Now Delhi has more than 100 times the vehicles in Indore. It is therefore possible that accident rates in Delhi are higher than Indore. And thus, a car bought in Delhi could be more likely to get into an accident than a car bought in Indore.
Model: Similarly, the car model. Is a Hyndai Santro less likely to get into an accident than a Tata Indica? Maybe. Without data, we really can’t tell.

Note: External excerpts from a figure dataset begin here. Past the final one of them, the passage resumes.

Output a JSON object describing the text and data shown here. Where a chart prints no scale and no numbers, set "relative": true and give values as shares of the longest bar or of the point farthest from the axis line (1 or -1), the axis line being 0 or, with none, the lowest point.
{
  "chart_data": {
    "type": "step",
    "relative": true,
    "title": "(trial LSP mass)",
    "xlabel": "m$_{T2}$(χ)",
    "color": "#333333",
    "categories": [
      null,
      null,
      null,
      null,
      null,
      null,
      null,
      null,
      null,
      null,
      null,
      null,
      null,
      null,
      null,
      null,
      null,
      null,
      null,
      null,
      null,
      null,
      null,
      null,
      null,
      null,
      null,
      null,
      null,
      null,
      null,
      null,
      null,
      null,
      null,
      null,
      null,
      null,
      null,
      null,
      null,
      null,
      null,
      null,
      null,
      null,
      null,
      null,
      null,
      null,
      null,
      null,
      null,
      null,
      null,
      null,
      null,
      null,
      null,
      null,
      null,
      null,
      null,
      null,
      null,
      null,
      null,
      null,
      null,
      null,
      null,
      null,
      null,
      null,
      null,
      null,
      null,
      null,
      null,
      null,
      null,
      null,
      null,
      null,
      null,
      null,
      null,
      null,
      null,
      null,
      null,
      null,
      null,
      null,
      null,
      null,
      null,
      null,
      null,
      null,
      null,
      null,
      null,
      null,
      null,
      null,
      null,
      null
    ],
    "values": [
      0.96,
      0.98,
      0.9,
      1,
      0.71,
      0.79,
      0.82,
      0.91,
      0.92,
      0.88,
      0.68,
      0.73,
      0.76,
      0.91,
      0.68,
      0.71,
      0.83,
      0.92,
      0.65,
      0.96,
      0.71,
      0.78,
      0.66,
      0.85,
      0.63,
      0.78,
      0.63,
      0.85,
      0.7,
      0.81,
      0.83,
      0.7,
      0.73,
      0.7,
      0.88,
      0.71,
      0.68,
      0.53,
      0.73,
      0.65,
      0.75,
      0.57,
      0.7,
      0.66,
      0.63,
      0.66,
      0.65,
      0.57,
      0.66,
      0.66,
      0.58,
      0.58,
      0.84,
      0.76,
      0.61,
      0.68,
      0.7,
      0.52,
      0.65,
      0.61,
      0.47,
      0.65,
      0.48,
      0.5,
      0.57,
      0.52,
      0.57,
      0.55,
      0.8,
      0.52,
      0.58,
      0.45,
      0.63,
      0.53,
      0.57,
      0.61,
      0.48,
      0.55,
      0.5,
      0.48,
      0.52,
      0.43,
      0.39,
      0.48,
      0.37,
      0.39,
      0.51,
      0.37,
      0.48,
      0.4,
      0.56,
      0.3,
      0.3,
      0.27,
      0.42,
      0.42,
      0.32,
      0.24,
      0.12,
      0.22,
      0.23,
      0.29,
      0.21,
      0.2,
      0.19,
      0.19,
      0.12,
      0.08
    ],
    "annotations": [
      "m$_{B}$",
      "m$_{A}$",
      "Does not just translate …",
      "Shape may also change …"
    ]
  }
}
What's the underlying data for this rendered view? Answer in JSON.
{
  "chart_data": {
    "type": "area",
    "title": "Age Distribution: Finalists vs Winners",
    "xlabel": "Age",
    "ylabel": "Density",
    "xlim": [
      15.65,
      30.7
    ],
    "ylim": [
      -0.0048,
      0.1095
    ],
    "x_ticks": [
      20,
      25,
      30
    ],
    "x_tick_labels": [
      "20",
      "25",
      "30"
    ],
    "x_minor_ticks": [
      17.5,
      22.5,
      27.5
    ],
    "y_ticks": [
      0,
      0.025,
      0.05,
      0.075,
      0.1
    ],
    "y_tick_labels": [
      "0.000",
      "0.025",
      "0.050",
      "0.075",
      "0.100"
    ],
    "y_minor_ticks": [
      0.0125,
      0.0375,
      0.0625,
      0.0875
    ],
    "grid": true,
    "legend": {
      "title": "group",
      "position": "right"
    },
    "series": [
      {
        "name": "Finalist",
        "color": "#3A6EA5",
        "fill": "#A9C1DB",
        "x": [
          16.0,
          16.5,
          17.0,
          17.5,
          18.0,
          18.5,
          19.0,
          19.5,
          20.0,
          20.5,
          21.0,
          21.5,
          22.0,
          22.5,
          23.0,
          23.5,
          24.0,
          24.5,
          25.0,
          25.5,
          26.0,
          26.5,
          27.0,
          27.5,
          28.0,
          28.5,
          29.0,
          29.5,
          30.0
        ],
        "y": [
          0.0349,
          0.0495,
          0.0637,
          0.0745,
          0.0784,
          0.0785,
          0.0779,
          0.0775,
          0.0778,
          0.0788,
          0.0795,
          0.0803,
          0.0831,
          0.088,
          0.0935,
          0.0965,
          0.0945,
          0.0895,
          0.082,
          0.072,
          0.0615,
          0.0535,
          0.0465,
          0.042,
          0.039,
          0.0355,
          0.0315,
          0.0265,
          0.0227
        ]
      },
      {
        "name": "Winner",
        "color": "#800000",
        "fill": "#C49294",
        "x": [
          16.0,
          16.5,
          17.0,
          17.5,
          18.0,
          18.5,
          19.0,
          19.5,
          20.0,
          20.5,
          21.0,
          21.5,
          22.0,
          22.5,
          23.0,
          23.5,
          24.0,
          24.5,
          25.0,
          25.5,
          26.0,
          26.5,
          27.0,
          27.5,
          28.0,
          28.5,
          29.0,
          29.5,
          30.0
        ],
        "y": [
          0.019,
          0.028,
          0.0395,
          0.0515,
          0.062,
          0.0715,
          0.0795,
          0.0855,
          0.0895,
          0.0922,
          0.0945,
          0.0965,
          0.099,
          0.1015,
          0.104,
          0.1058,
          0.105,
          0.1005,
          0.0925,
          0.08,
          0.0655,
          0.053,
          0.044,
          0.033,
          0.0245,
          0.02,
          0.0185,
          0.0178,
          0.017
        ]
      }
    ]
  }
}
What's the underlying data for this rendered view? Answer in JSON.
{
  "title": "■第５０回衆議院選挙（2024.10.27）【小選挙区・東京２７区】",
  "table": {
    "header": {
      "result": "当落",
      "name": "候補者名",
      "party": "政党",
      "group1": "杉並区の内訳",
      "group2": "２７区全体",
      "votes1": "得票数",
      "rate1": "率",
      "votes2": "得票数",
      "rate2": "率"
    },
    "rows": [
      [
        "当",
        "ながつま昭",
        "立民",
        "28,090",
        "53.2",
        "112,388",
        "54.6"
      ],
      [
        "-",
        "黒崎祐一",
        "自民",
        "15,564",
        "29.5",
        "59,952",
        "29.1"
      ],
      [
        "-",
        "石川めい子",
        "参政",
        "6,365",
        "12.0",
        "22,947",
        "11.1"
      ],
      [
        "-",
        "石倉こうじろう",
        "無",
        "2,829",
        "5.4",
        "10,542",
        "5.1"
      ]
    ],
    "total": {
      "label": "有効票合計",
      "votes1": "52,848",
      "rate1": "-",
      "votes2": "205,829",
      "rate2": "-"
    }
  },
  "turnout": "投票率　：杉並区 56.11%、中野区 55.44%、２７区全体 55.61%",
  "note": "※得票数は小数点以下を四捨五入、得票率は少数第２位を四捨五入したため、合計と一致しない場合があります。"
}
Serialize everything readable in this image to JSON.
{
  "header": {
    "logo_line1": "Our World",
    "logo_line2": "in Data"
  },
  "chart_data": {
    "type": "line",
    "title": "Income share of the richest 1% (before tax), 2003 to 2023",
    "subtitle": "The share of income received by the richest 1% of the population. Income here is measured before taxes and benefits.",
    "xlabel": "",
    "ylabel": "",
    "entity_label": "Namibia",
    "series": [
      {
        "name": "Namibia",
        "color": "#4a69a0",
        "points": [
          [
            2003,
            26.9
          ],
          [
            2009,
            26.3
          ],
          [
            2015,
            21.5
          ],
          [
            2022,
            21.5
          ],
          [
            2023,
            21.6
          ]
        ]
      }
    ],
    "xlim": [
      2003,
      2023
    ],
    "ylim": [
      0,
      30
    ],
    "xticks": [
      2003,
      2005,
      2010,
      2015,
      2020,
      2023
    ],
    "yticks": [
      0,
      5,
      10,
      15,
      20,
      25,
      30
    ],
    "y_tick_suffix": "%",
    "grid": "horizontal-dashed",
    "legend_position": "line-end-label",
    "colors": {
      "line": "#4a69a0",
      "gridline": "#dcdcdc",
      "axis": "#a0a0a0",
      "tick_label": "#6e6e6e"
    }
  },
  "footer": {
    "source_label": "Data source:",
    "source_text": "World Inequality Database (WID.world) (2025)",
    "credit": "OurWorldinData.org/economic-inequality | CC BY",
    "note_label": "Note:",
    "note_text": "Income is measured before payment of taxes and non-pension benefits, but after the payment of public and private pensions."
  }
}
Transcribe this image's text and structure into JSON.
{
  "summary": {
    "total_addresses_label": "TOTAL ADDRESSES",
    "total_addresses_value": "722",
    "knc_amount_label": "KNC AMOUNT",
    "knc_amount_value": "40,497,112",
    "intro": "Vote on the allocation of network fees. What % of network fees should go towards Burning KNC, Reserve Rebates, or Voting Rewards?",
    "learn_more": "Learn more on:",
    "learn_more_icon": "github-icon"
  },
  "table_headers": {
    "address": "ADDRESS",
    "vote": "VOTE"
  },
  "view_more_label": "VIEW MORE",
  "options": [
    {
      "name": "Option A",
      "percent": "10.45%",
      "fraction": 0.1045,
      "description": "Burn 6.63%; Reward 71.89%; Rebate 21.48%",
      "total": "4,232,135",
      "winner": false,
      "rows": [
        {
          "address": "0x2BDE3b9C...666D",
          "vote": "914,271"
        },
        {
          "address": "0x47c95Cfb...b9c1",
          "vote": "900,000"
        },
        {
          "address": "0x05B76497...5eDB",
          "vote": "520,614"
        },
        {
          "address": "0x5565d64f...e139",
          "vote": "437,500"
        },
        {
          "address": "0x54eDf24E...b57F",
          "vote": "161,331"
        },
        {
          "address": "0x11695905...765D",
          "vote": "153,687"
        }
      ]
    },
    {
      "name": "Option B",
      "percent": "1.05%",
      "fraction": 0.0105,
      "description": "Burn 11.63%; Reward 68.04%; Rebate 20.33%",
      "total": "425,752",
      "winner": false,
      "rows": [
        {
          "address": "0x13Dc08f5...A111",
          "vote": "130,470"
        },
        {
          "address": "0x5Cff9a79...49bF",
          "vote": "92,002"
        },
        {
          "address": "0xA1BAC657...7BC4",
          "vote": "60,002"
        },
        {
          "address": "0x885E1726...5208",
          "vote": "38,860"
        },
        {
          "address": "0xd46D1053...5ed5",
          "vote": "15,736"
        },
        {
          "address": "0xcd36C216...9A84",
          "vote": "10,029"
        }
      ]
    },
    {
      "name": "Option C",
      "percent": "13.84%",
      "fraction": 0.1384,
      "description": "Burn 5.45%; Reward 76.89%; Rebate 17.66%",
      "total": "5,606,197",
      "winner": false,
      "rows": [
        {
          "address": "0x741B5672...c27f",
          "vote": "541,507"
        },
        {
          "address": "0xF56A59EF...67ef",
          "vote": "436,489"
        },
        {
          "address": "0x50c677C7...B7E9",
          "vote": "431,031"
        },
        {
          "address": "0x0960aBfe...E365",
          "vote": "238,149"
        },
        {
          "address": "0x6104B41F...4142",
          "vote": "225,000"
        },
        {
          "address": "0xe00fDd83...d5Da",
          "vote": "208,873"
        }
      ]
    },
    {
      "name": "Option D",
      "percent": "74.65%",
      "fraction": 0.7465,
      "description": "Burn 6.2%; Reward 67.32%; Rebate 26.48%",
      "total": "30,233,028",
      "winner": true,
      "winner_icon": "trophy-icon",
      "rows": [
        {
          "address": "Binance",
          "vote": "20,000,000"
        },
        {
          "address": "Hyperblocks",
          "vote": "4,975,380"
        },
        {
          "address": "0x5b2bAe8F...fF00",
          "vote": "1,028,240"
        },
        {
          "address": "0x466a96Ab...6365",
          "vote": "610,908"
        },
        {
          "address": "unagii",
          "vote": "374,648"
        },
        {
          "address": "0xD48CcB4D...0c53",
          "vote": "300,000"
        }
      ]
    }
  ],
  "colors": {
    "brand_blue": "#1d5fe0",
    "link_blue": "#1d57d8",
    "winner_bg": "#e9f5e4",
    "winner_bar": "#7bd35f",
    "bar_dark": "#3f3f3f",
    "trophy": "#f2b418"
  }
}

So let’s look at some data now. We have historical data on 41096 policies. The policies cover 12 different car models and sixteen locations. We first examine the data by car model. We rank order the car models based on their risk index. The risk index is calculated on the basis of the receivable (i.e. policy premium) and expected outflow (claim payout).
Similarly, we also analyse the data by location.
Our data tells us that Scorpio and Safari have the highest risk associated with them. Similarly, Chennai and Delhi are the cities with the highest chance of getting into an accident.
We can now take this one step further and create a matrix of city by model. We can simplify this matrix by classifying all models and locations into a 3*3 grid.
The grid tells us that based on historical data a Tata Indica in Delhi will be a lot riskier than a Hyundai Santro in Bhopal. Thus, a risk based pricing will lead to a higher insurance premium for someone who buys an Indica in Delhi than someone who buys a Santro in Bhopal.
Please note that this data is not representative of the Indian market. The data is for illustration purpose only.